Monday, December 1, 2008

US Deaths In Afghanistan Drop Sharply In November

Source Article HERE.

From 'AP': One American serviceman died in Afghanistan in November, a dramatic drop from earlier months, which the U.S. military attributed to their campaign against insurgent leaders, operations by Afghan and Pakistani forces and the onset of winter. Twice this year, monthly U.S. death tolls in Afghanistan surpassed the monthly toll in Iraq. U.S. troops suffered an average of 21 deaths in Afghanistan each month this year from May to October - by far the deadliest six-month period in Afghanistan for American forces since the 2001 U.S.-led invasion. The Afghan Defense Ministry does not release fatality figures.

Lt. Colonel Rumi Nielson-Green, the spokeswoman at the U.S. base at Bagram, cautioned that one month of data does not make a trend "but may be an indicator." She noted that operations conducted by U.S. forces last summer against insurgent areas and bomb-making networks helped lower November's violence. Those efforts likely contributed to a 40 percent drop in IED attacks in October, compared with September, and may have pushed down troop death last month as well.

In addition, U.S. forces also pressed ahead in November with what commanders call the Winter Campaign. "This campaign is designed to create the conditions of lowering enemy capabilities, diminishing their support areas both by hard-power and soft, and continue strengthening border operations to complement the Pakistani efforts in the FATA," she said, referring to Pakistan's northwestern Federally Administered Tribal Areas. She said Pakistani military operations in Bajur have also helped security in Afghanistan.

Insurgents in Afghanistan, particularly in mountainous areas, typically scale back their operations during the winter months, and that may have contributed to the declining trend, U.S. military spokesman Colonel Jerry O'Hara said. "That's some of it," he said. "But really we attribute it more toward our improvement in our tactics and techniques and procedures, along with the increased capability of the Afghan security forces."

O'Hara said the number of attacks in the Kabul region was 50 percent lower in January to October this year than during the same 10-month period in 2007. "And again, we attribute that to not only the Afghan security forces, but you have to give credit to the Afghan people for their personal involvement in the form of tips and their reports to Afghan security forces," he said.

Eleven U.S. troops died in Afghanistan in November 2007, meaning the year-on-year drop is also significant. The U.S. still has about 150,000 troops in Iraq, but violence there has fallen off dramatically in recent months. Over the past six months it has become more dangerous to serve in Afghanistan, where the death rate among U.S. troops has been higher than in Iraq. A near-record 32,000 American forces are deployed in Afghanistan.
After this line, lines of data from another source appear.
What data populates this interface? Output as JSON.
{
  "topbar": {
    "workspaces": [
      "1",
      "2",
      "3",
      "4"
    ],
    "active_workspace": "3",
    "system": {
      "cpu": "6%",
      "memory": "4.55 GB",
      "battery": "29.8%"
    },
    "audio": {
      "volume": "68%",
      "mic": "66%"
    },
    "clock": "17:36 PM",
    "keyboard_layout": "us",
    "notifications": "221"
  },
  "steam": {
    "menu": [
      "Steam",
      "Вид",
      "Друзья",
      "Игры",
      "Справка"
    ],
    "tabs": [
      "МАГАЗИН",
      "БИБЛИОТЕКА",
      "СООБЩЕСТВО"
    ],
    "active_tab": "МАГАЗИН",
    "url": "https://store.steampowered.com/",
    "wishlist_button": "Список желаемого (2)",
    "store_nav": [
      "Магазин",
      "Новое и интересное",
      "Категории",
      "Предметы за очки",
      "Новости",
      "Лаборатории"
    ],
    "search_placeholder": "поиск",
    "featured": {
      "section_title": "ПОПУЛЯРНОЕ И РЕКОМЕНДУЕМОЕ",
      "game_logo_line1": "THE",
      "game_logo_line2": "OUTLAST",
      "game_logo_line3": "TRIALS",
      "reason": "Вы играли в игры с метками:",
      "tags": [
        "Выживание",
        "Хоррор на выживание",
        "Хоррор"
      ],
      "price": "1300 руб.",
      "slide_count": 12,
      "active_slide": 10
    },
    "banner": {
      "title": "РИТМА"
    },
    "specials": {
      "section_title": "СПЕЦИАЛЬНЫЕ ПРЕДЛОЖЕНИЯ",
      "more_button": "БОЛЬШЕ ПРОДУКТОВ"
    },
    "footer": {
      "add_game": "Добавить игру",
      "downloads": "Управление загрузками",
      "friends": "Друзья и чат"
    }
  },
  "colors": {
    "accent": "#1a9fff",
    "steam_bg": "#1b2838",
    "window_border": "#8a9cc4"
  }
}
Despite the vastly greater number of Americans deployed in Iraq, in two months this year more U.S. forces died in Afghanistan than Iraq. Sixteen U.S. troops died in Iraq last month.

O'Hara said the military mourns every death and that the number of casualties is not a measure of effectiveness for the military. "Our measures of effectiveness are increased security, increases in development, increases in people's attitudes toward their own well being," said O'Hara. "And certainly we're always adjusting our tactics based on what we see on the battlefield and what we are able to learn through intelligence about the insurgents."

The commander of NATO, General John Craddock, said last week that the Taliban insurgency was growing more "virulent," saying violence jumped by 40 percent this year. More than 5,900 people (mostly militants) have died in insurgency related violence in Afghanistan this year, according to an Associated Press count of figures from Afghan and Western officials.